Slate: Texas’ Largest Charter Chain is Teaching Creationism

by

Patrick Michels

Zack Kopplin, the creationism-bustin’ wunderkind who made a name for himself fighting Louisiana’s school voucher scheme in 2010, has a great piece in Slate today detailing how Responsive Education Solutions—Texas’ largest charter school network—is using junk science straight out of the intelligent design playbook.

Kopplin has made national headlines before by exposing junk science and other ideologically driven lessons in state-funded private schools in Louisiana. His story today suggests Texas charter schools may be using their freedom to do the same thing. It’s also an interesting window into charter school operations that can be pretty opaque, despite Texas’ open records laws.
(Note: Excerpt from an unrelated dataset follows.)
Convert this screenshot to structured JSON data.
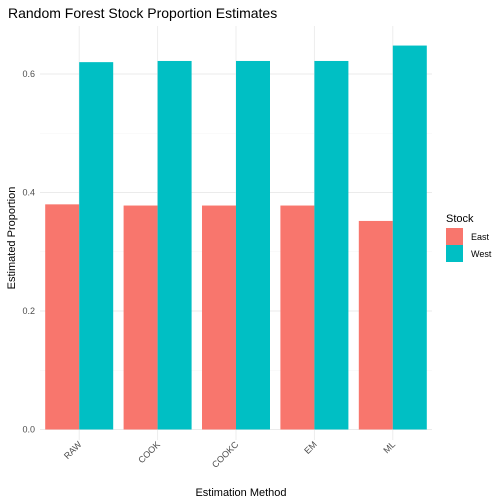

Through an open records request, Kopplin got his hands on a few of Responsive Ed’s “Knowledge Units” workbooks, which, for starters cast doubt on evolution and the scientific consensus that the Earth is between 4 and 5 billion years old. Kopplin asked the Lewisville-based school’s leadership about that:

In response to a question about whether Responsive Ed teaches creationism, its vice president of academic affairs, Rosalinda Gonzalez, told me that the curriculum “teaches evolution, noting, but not exploring, the existence of competing theories.”

Bringing creationism into a classroom by undermining evolution and “noting … competing theories” is still unconstitutional. What’s more, contrary to Gonzalez’s statement, teaching about supernatural creation in the section on the origins of life is doing far more than noting competing theories.
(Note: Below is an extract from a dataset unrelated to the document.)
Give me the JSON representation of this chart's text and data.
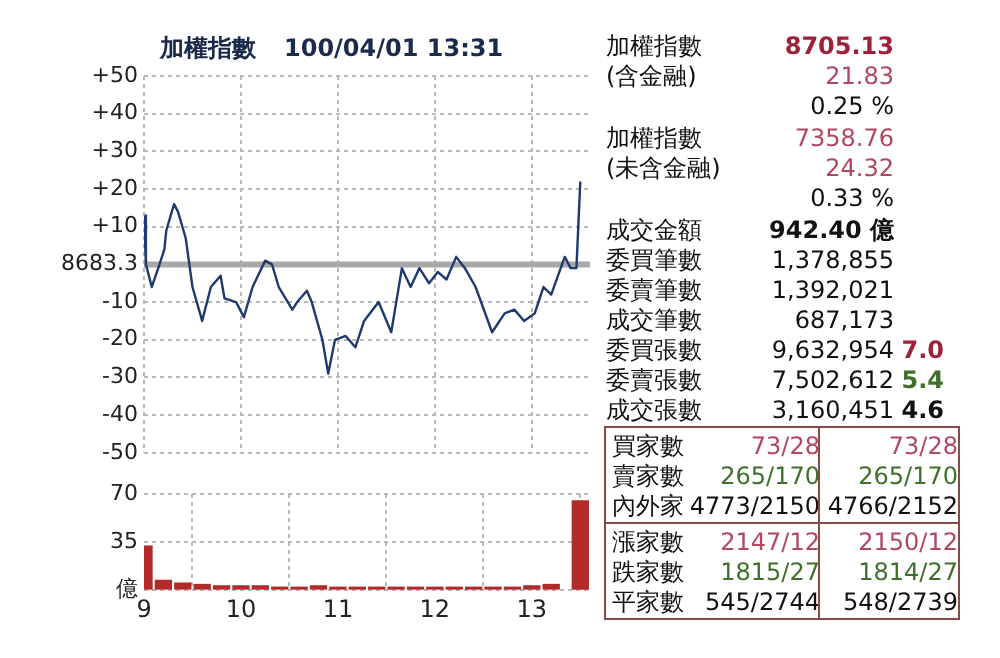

The Texas State Board of Education’s latest round of science textbook adoptions—while full of feisty debate over epigenetics and “gaps in the fossil record”—carried a lot less weight last year because Texas schools are no longer required to buy books the board has approved. That freedom was seen as a blow to creationists whose strategy had been to effect sweeping statewide change from the state board. But Kopplin notes that freedom would also allow other schools to follow Responsive Ed’s lead and teach books laced with junk science.

The history text also makes some novel assertions, blaming “anti-Christian bias,” in part, for the outbreak of World War I, and ornery samurai for Japan’s entry into World War II. The samurai, of course, were dissolved in the late 19th century, despite Tom Cruise’s best efforts. Feminism, the workbooks say, “created an entirely new class of females who lacked male financial support and who had to turn to the state as a surrogate husband.”

There a few more gems in the history curriculum:

About President Franklin Roosevelt, it teaches, “The New Deal had not helped the economy. However, it ushered in a new era of dependency on the Federal government.”

Perhaps the workbook’s best line comes when it explains that President Jimmy Carter pardoned Vietnam War draft dodgers out of “a misguided sense of compassion.”

Sleuthing around Responsive Ed’s leadership, Kopplin highlights strong connections between the school and conservative Christian home-schooling outfits and publishers like Accelerated Christian Education and Paradigm Accelerated Curriculum.

Responsive Ed operates 70 campuses, according to its website, with 20 more on the way in Texas this year. Its schools include the “Premier High Schools,” “Vista Academies,” “Classical Academies,” “iSchool High” and “Quest Middle School” brands. Responsive Ed operates the Texas Virtual Academy, which, as Forrest Wilder noted in 2008, has been a haven for home-schooling parents hoping to avoid lessons on evolution. Responsive Ed is also part of a Gates Foundation-backed partnership between charter operators and Austin ISD.

In the story, Kopplin wonders whether the Legislature is likely to investigate these lessons, as  Senate Education chair (and lieutenant governor hopeful) Dan Patrick has proposed doing for another charter chain, Harmony Public Schools. (Harmony has been a longtime tea party target, over concern that it’s tied to Turkish and Muslim leaders). Kopplin doubts Patrick will be quite as upset about Responsive Ed, given that he’s previously supported the chain, and already said he supports teaching creationism in public schools.

Dan Quinn at the Texas Freedom Network turns up in the Slate piece noting Texas’ history of lax regulation of charter schools. Last year the Legislature gave the Texas Education Agency more power to close underperforming charters, and since then TEA has already moved to close six of them. But regulating the content of charters’ curriculum—even when it violates the U.S. Constitution—would mean going much further.

In response to the story, TFN director Kathy Miller said Texas Education Commissioner Michael Williams should investigate Responsive Ed. “If these allegations are true,” she said in a statement Wednesday, “they represent a shocking betrayal of the trust that parents and taxpayers put into our charter schools.”